En este contexto, el Gobierno norteamericano ha encontrado cada vez más dificultades para establecer un orden internacional favorable a sus intereses, al tiempo que veía aumentar el descontento y la protesta hacia su política en amplios sectores de muchos países. A la vez, su persistente apoyo al Gobierno israelí en la cuestión de Palestina le ha granjeado la creciente enemistad de las poblaciones árabes y musulmanas en general. Los atentados del 11 de septiembre representarían dramáticamente la situación de EE UU en el mundo, como una superpotencia vulnerable a la vez que incapaz de establecer acuerdos sólidos de convivencia, económicos y políticos, con los demás países de la Tierra. De ahí que, como se ha señalado tantas veces, esa fecha marcaría un punto de inflexión en la percepción norteamericana de su papel en la escena internacional. La guerra desatada contra Irak ha sido el camino elegido para empezar a reafirmar sin ambages la hegemonía de EE UU. Se trata de un camino que debilita notablemente a la Unión Europea, condiciona el futuro de la economía china desde un mayor control de las reservas petrolíferas del mundo, asienta el poderío militar norteamericano en Asia y trata de poner firmes a los gobiernos árabes para imponer una solución al problema palestino. Desde esas bases, EE UU puede intentar combinar el unilateralismo en algunos temas con la búsqueda, desde una posición de fuerza, de acuerdos multilaterales en otros, para restablecer así un cierto orden internacional más acorde con sus intereses. La supremacía militar sería la base para imponer la hegemonía en todos los terrenos. O eso al menos es lo que algunos estrategas piensan. Sadam ha sido una buena excusa, e Irak reunía todas las condiciones para el asunto.

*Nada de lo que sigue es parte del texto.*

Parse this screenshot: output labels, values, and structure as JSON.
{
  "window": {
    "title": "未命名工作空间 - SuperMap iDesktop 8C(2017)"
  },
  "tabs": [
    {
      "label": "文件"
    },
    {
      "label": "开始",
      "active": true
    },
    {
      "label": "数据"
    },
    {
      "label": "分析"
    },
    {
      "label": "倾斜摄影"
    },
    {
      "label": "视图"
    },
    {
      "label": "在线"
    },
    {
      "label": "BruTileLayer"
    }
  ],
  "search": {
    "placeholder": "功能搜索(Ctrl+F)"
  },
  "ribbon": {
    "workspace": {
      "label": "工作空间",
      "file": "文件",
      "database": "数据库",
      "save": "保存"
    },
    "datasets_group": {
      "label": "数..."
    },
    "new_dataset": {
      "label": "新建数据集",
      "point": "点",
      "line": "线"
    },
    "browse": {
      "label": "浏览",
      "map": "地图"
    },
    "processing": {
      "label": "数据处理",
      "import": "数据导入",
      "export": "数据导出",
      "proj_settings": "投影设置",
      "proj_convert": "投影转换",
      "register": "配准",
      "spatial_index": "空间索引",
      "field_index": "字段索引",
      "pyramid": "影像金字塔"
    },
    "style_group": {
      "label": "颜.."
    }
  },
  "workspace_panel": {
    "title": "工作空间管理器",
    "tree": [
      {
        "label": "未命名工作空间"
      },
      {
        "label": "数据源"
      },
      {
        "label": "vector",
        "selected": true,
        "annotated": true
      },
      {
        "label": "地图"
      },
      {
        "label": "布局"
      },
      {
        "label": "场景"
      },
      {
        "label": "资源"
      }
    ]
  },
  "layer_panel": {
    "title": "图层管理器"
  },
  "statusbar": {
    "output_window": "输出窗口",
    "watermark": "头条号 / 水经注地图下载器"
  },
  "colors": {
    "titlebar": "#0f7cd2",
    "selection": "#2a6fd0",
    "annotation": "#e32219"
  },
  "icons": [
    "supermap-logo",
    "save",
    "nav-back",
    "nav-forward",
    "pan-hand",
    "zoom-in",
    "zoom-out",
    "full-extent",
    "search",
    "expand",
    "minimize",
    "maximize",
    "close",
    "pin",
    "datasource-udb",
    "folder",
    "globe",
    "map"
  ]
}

Otra cosa será lo que el futuro depare. Porque, más allá de la actual debilidad política europea, del agotamiento de la economía japonesa, de la maltrecha situación de Rusia o de la todavía insuficiente capacidad de China para actuar en el mundo, el actual modelo seguirá generando inestabilidad e inseguridad en la misma medida en que genere exclusión, violaciones de los derechos humanos, pobreza y rencor. Todo lo cual nos lleva a pensar que, más que en un nuevo orden, podemos adentrarnos en un escenario de creciente desorden, al que la bárbara ocupación de Irak habrá contribuido notablemente. Y es que los problemas del siglo XXI no pueden afrontarse con recetas del siglo XIX.

Carlos Berzosa es catedrático de Economía Internacional de la Universidad Complutense de Madrid y Koldo Unceta es profesor titular de Economía Internacional de la Universidad del País Vasco (UPV-EHU).